Windows 10 only offers two Windows Update settings: install and restart immediately, or install and ask permission to restart. There is no “Do not install’ option. But security experts say that not keeping security features up to date is an open door to attackers. Offering a “Do not install” option would be a mistake.
When it comes to security, industry experts AVR, the IT security and mobility specialists, advise users to go even further than the safeguards that Microsoft provide:
“Whilst Windows Hello, Passport and Device Guard prove excellent new additions to the Windows 10 security infrastructure, we’d recommend taking the time to carefully configure the new OS before rolling the system out company-wide. Begin by auditing the privacy section; here, you can manage app permissions to ensure no insecure, third party apps are granted access to sensitive materials. Then, install trusted antivirus software to safeguard against viruses and associated malware.”
The operating system will certainly keep your IT department busy. Windows 10 comes with a new service model where Microsoft will release new service packs every few months. Big organisations especially may not welcome that kind of near-constant upgrading.

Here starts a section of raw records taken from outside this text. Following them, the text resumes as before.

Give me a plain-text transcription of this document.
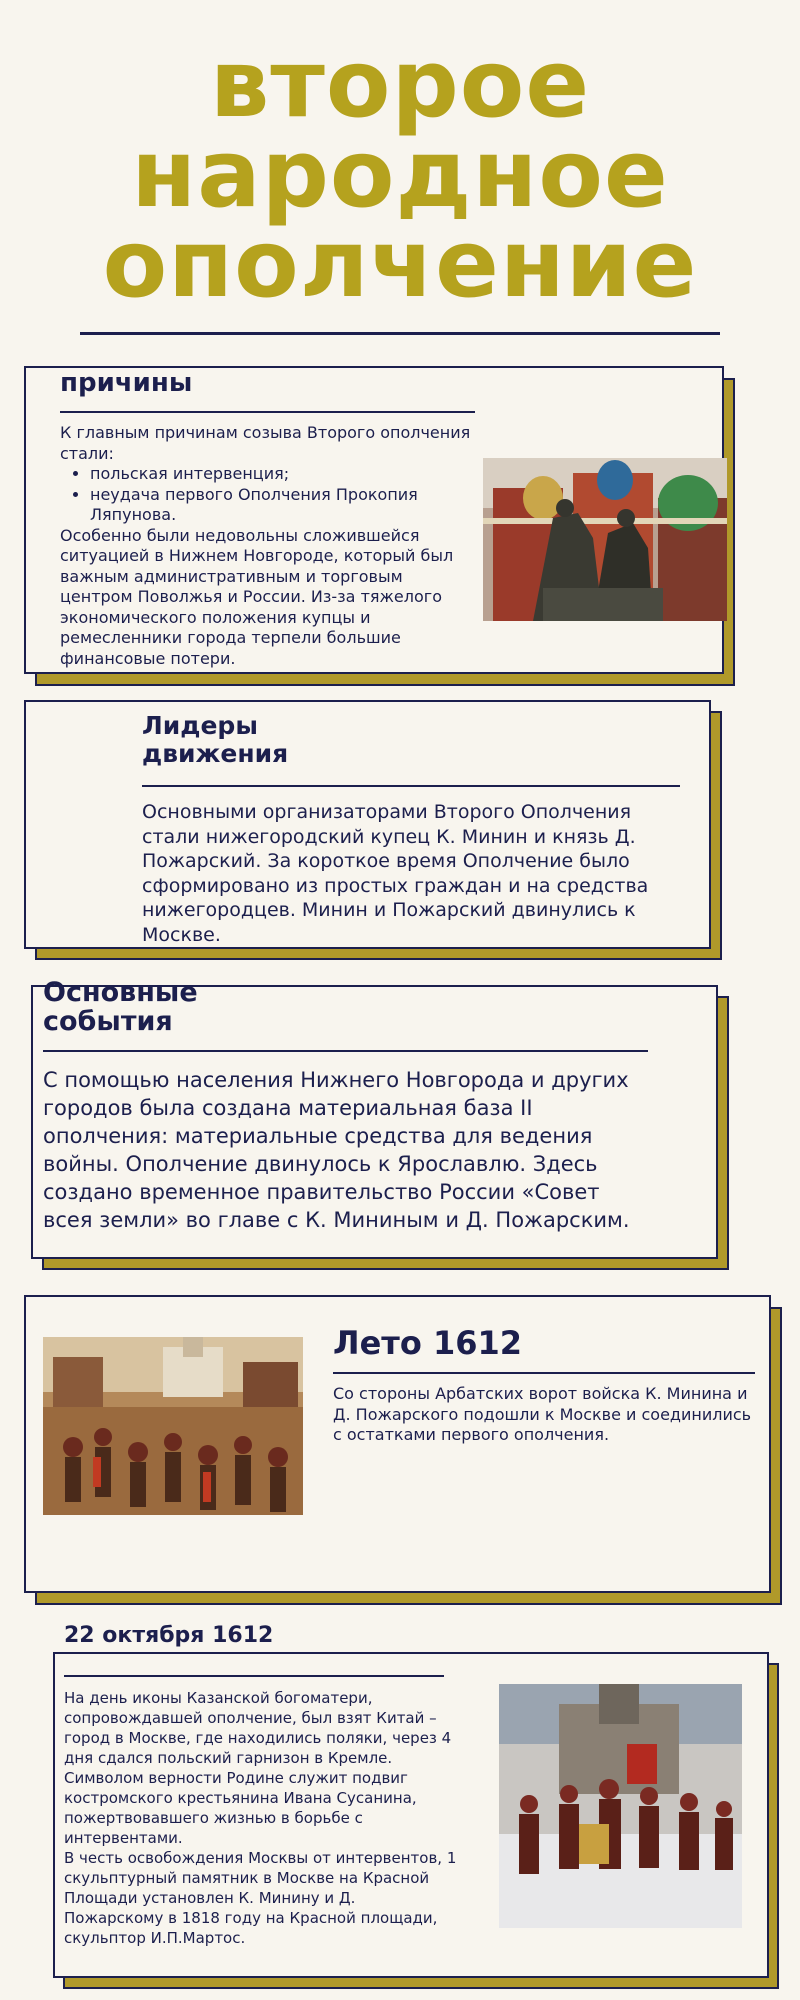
второе
народное
ополчение
причины

К главным причинам созыва Второго ополчения стали:

• польская интервенция;
• неудача первого Ополчения Прокопия Ляпунова.

Особенно были недовольны сложившейся ситуацией в Нижнем Новгороде, который был важным административным и торговым центром Поволжья и России. Из-за тяжелого экономического положения купцы и ремесленники города терпели большие финансовые потери.

Лидеры
движения
Основными организаторами Второго Ополчения стали нижегородский купец К. Минин и князь Д. Пожарский. За короткое время Ополчение было сформировано из простых граждан и на средства нижегородцев. Минин и Пожарский двинулись к Москве.
Основные
события
С помощью населения Нижнего Новгорода и других городов была создана материальная база II ополчения: материальные средства для ведения войны. Ополчение двинулось к Ярославлю. Здесь создано временное правительство России «Совет всея земли» во главе с К. Мининым и Д. Пожарским.
Лето 1612
Со стороны Арбатских ворот войска К. Минина и Д. Пожарского подошли к Москве и соединились с остатками первого ополчения.
22 октября 1612

На день иконы Казанской богоматери, сопровождавшей ополчение, был взят Китай – город в Москве, где находились поляки, через 4 дня сдался польский гарнизон в Кремле.

Символом верности Родине служит подвиг костромского крестьянина Ивана Сусанина, пожертвовавшего жизнью в борьбе с интервентами.

В честь освобождения Москвы от интервентов, 1 скульптурный памятник в Москве на Красной Площади установлен К. Минину и Д. Пожарскому в 1818 году на Красной площади, скульптор И.П.Мартос.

User-privacy versus the power of data sharing
Should you turn all these options off? Microsoft will argue, of course, that this level of data-sharing allows Microsoft to smooth your experience, predict your preferences and better protect your security. That is certainly true. Defenders even argue that the personal advertising ID ensures you receive advertising that is related to your interests. They also say that this level of personal information tracking and analysis is the industry norm now – Google, Facebook, Amazon and Apple are just as intrusive.
The power of information-sharing is weakened when data is considered too personal to share. Windows 10 sees your computer as a node on the internet and tries to deliver you the benefits of being part of that network. For example, Windows Update uses the community of Windows 10 computers (possibly including yours) as a file-sharing network to make updating more robust. You can turn the feature off, but apparently there are no privacy risks from it.
Microsoft’s policy documentation makes their preference for data-sharing pretty plain. It states: “We will access, disclose and preserve personal data, including your content (such as the content of your emails, other private communications or files in private folders), when we have a good faith belief that doing so is necessary to protect our customers or enforce the terms governing the use of the services.”
That leaves me pretty unclear about when they won’t access, disclose or preserve my personal data.
It is arguably easier to switch off Microsoft’s data-sharing than the data-sharing products of rival companies. What is a little unnerving, is the cavalier assumption of permissions in the Express install option. Of course, Microsoft want people to opt-out rather than opt-in because they lose fewer customers that way. But this is our personal information and permission to share it should be treated more seriously than that.